SVUDL students were rapt with attention as current cast members of the SF tour of Hamilton shared their talents at our 2019 Summer Debate Institute at the Yerba Buena High School in San Jose on July 22.
Christopher Henry Young, Morgan Anita Wood, Marja Harmon and DeAundre Woods spent their one day off helping the 35 students at our summer debate workshop grow in confidence, live in the moment, and use their voice. The students got a lesson in the “dramatic” and learned a wide range of skills from acting exercises and the art of improvisation to finding your confidence. Christopher Henry Young inspired the students when he shared this:
“Confidence is about owning the facts. Be unapologetic about who you are. There were no other gay, tall black men in my line of vision. So I am that person for kids now. To my younger self, I would say find your family. These are the people who understand you.”
They also discovered that empathy and compassion were at the heart of great story-telling, and heard some personal insights and bold words of wisdom from these rising broadway stars.
“I lost a parent when I was 13. I went from being an outgoing kid to being completely shut down. I stopped speaking. My mom told me that if I couldn’t find my own voice than I was to use someone else’s. That’s when I started acting back in Louisiana. You can find joy in telling the story over and over again. You can put yourself in a place where you believe the ending could be different this time.”
- Christopher Henry Young
Each actor took center stage giving some incredible life advice at the workshop while helping to connect the dots to debate. DeAundre Woods began by asking SVUDL’s Summer Debate Institute students to appreciate each moment:
“Be present today. I always wanted to rush ahead to be older and do more. But there is a lot to be said for learning from the moment you are in today at this very young age.”
Across the day, the students tried their hand at a range of games designed to hone debate skills and improve their confidence speaking in public. These experiences ranged from a simple fact-based ice-breaker to a “sudden death” staring game where the second you locked eyes with another participant in the circle you had to fake a dramatic death with full body motions and screaming!
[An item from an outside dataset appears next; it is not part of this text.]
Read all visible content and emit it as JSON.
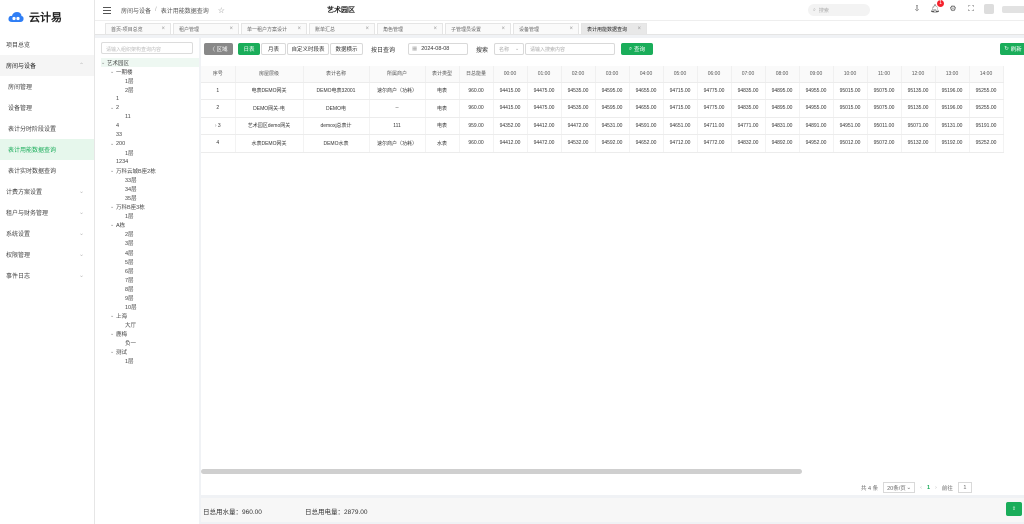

At one point, students were asked to form two lines and only cross over to the other side if the statements being made resonated with them. They also attempted to communicate without speaking. This exercise generated a great discussion and students noted that it was incredibly hard to not talk or hear the social cues of tones when listening to someone speak, and they found hand gestures confusing, frustrating, and complicated. But, to the students’ surprise, they were able to put themselves in order of height from shortest to tallest, line-up in order of birthdays and line-up according to the first initial of their middle name, all without uttering a single word!
The students also tried their hand at improvisation as these skills transfer well into the art of debate. The beauty of improvisation is that it ”gets you out of your head” and “stops you from judging yourself so that you can be free to be creative and say what you want” noted the attendees.
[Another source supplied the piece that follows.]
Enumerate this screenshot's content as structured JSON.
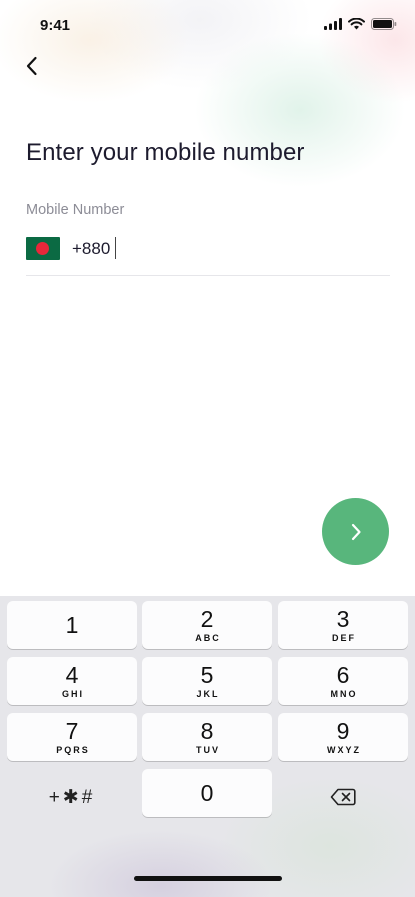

Another aspect of improvisation that is useful in debate is the ability to quickly handle a change in direction. Marja Harmon worked with students on active listening and being “ready”:
“Active listening is hard. Improv forces you to listen and gets you out of that space of just waiting to speak what’s already on your mind. Be ready for your partner to take you in a different direction to what you were expecting.”
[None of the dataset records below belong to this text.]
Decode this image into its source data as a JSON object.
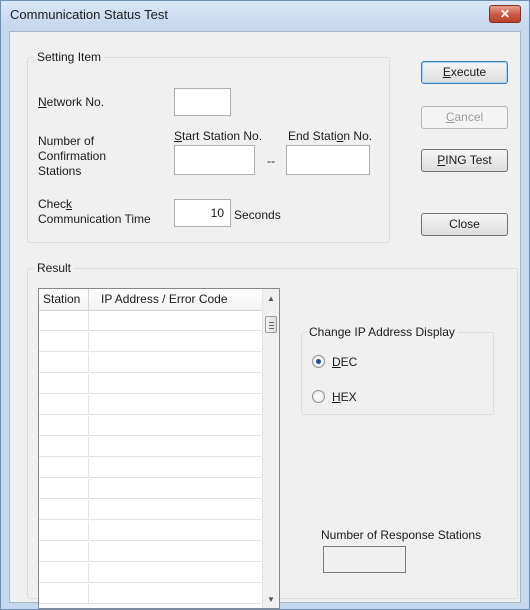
{
  "window": {
    "title": "Communication Status Test",
    "close_glyph": "✕"
  },
  "setting_item": {
    "legend": "Setting Item",
    "network_no": {
      "label_u": "N",
      "label_rest": "etwork No.",
      "value": ""
    },
    "confirmation": {
      "label_line1": "Number of",
      "label_line2": "Confirmation",
      "label_line3": "Stations",
      "start_label_u": "S",
      "start_label_rest": "tart Station No.",
      "end_label_pre": "End Stati",
      "end_label_u": "o",
      "end_label_post": "n No.",
      "range_sep": "--",
      "start_value": "",
      "end_value": ""
    },
    "check_time": {
      "label_pre": "Chec",
      "label_u": "k",
      "label_line2": "Communication Time",
      "value": "10",
      "unit": "Seconds"
    }
  },
  "buttons": {
    "execute_u": "E",
    "execute_rest": "xecute",
    "cancel_u": "C",
    "cancel_rest": "ancel",
    "ping_u": "P",
    "ping_rest": "ING Test",
    "close": "Close"
  },
  "result": {
    "legend": "Result",
    "columns": [
      "Station",
      "IP Address / Error Code"
    ],
    "rows": [
      "",
      "",
      "",
      "",
      "",
      "",
      "",
      "",
      "",
      "",
      "",
      "",
      "",
      ""
    ],
    "ip_display": {
      "legend": "Change IP Address Display",
      "dec_u": "D",
      "dec_rest": "EC",
      "hex_u": "H",
      "hex_rest": "EX",
      "selected": "DEC"
    },
    "response_label": "Number of Response Stations",
    "response_value": ""
  },
  "icons": {
    "scroll_up": "▲",
    "scroll_down": "▼"
  }
}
Then the students attempted an exercise where the speaker had to tell their life story in just ninety seconds. When relaying the facts began to fail the speakers, they were forced to go deeper and get personal with their authentic life story. The actors talked about the symbiotic relationship between the performers and the audience. Morgan Anita Wood shared this piece of advice about the craft of acting as it relates to debate and connecting with others:
“You can defend every character because everyone has a truth and a story. You become a more empathetic human.”
To be in the room with these actors was a once-in-a-lifetime experience for all. Thank you to Christopher Henry Young, Morgan Anita Wood, Marja Harmon and DeAundre Woods, for sharing your personal journeys, time, and talent with us, and giving these students some incredible life advice at SVUDL’s 2019 Summer Debate Institute. A big thank you to the San Francisco Bay Area Theater Company for helping to arrange this special experience. What a day! Thank you!